If you have any interest in giant monster movies at all, you will want to get your hands on this new release. If you have seen "Gamera" in other formats before, prepare to be astounded. That's right, I said "astounded." The picture quality, presented in widescreen, breathes new life into the film, making it almost seem brand new. Every detail is now clearly visible. Every framing shot of the main characters can be appreciated. It is eye candy for the kaiju connoisseur.

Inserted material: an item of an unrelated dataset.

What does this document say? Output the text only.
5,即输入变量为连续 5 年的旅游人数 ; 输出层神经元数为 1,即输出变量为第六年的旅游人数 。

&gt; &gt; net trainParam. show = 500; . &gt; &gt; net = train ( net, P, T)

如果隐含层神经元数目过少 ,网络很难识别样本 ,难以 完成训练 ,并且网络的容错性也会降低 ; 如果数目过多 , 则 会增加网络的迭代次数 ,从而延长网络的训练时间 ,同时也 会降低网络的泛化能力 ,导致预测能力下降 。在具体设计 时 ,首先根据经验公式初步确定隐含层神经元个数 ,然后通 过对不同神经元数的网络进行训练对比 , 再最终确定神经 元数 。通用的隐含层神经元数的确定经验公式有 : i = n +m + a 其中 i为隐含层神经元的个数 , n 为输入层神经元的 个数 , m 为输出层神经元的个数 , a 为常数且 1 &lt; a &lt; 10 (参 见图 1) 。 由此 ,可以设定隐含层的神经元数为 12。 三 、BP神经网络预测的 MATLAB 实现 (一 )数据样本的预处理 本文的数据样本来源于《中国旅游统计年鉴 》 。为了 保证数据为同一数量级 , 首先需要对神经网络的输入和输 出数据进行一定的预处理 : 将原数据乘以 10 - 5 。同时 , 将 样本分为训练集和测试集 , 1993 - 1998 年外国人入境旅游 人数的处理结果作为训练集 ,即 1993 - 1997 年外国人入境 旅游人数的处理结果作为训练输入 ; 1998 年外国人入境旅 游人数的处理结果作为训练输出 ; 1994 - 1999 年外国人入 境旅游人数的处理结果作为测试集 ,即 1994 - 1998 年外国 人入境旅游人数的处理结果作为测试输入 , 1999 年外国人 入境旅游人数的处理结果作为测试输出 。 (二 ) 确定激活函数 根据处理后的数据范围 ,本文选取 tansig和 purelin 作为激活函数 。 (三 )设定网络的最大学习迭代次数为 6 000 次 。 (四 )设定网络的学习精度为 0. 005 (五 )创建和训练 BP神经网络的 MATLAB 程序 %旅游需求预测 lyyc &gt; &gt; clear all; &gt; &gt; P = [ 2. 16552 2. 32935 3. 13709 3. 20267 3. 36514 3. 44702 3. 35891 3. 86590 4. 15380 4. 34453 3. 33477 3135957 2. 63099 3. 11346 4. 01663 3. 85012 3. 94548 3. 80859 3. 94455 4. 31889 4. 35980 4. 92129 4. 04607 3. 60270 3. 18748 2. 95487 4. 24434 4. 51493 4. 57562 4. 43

Chances are, if you're reading this blog, you know the plot of this movie, which does not depart in a significant way from the conventions of the genre. (Monster appears; military is powerless; worldwide team of scientists (led by Japan) works on various solutions; through perseverance the scientists are ultimately successful; the world is saved.) However, the whole enterprise is undertaken with such heart that it works. Gamera's ability to fly is just audacious enough to make him extra memorable--and his ambiguous rescue of Toshio from the crumbling lighthouse sows the seeds of his later "friend of children" status.
August Ragone's commentary track is immaculately researched--so much so that, at times, one's brain is numbed by the sheer amount of information being laid on the listener. Thankfully, Ragone leavens the mix with other anecdotes and flashes of observational humor that border on MST3K-style "riffing." Towards the end of the film he also is candid about his affection for the Gamera movies, encouraging the listener to "give them a chance."
The other bonus material is pretty incredible stuff. Best of the lot is a Japanese language interview-style program in which the creators of Gamera share their memories and experiences. Included in the documentary is a handcrafted pre-viz treatment of an unmade sequel, "Gamera vs. Garasharp" which must be seen to be believed. What a treat!
Word is that "Gamera vs. Barugon" is coming down the pipe this summer. Do yourself a favor and support these releases. They really are treasures for the monster fan.